In a country where people love romantic comedies and where the arts have to take a backseat in the face of constant violence, the Israeli film industry is trying to shed time-tested formulas and take on new, bolder themes.

It's an age of transition for Israeli films that are gradually exploring subjects like the complexities of modern existence and relationships, says top Israeli film-maker Shira Richter.

"We face difficulty in making different films because everybody in the industry wants to have romantic comedies which would be successful rather than have very different cinema which would run a risk," Richter told IANS in an interview.
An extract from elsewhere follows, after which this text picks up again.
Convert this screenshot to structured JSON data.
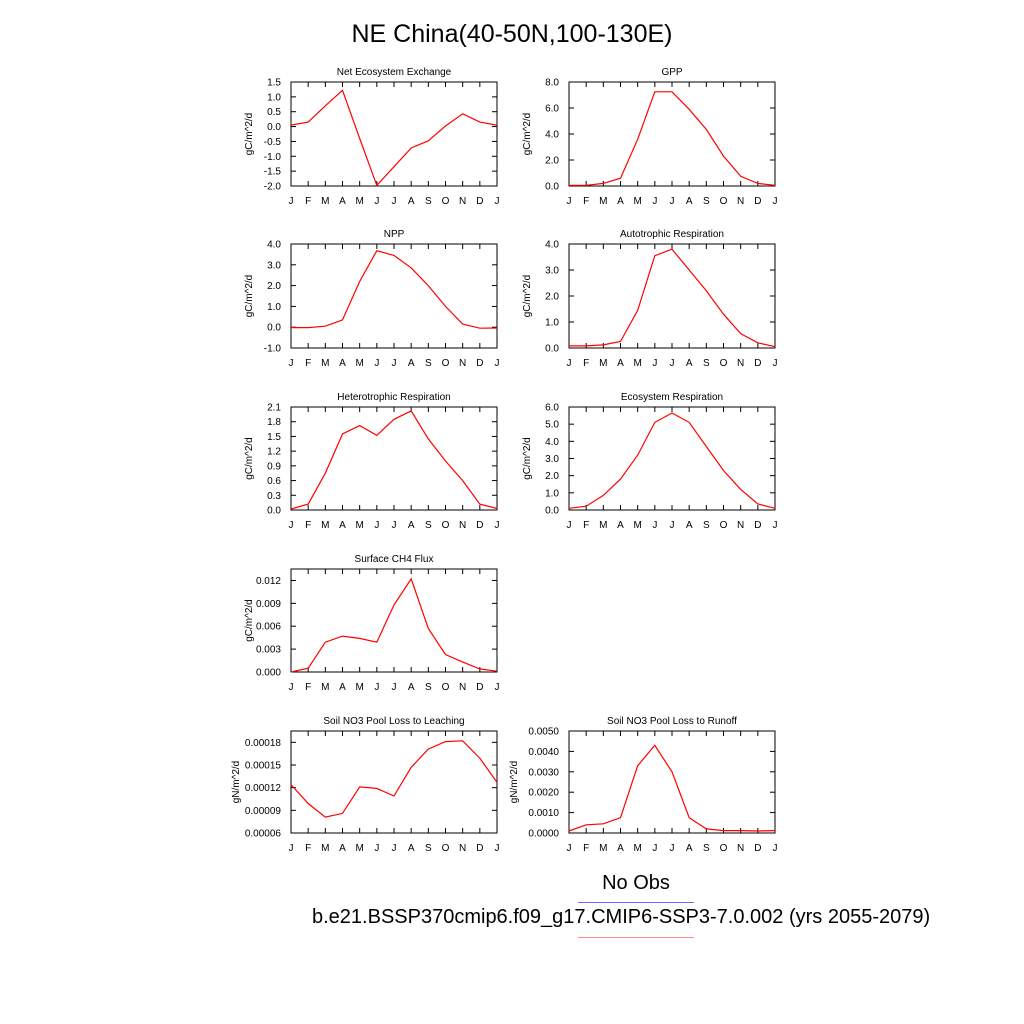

She is in India for a four-day Israeli film festival being held here from June 4-7. Indians turned up in large numbers to see cinema from the country that has for long been at the vortex of an unending conflict in the volatile Middle East.

"Now there is a little more scope to make films with different subjects, more and more filmmakers are willing to experiment with their projects because people also want to see them," said Richter, whose film Two States Of Mind was screened at the festival.

The festival also showcased seven other films -- Things Behind the Sun, Aviva My Love, Tied Hands, Three Mothers, A Working Mom, Provence United and Watermarks -- which probe themes ranging from the region's politics to tumultuous and complex relationships.

The Israeli film industry is catching up as films and documentaries based on reality like Farenheit 9/11 from the US and Black Friday from India are drawing the attention of film lovers.

Film-makers say the country's fight with Palestine is to some extent responsible for making the arts, health and basic amenities take a backseat in Israel.

"In everyday life, you don't think of it (the violence) because you have to work, go out and make money," said Richter.

"But everybody is affected by it without knowing it and you feel it when there are budget cuts for culture, education and health."

"It is then that we have less money from the country and the government to make films but I hope and I believe that everything will be fine one day."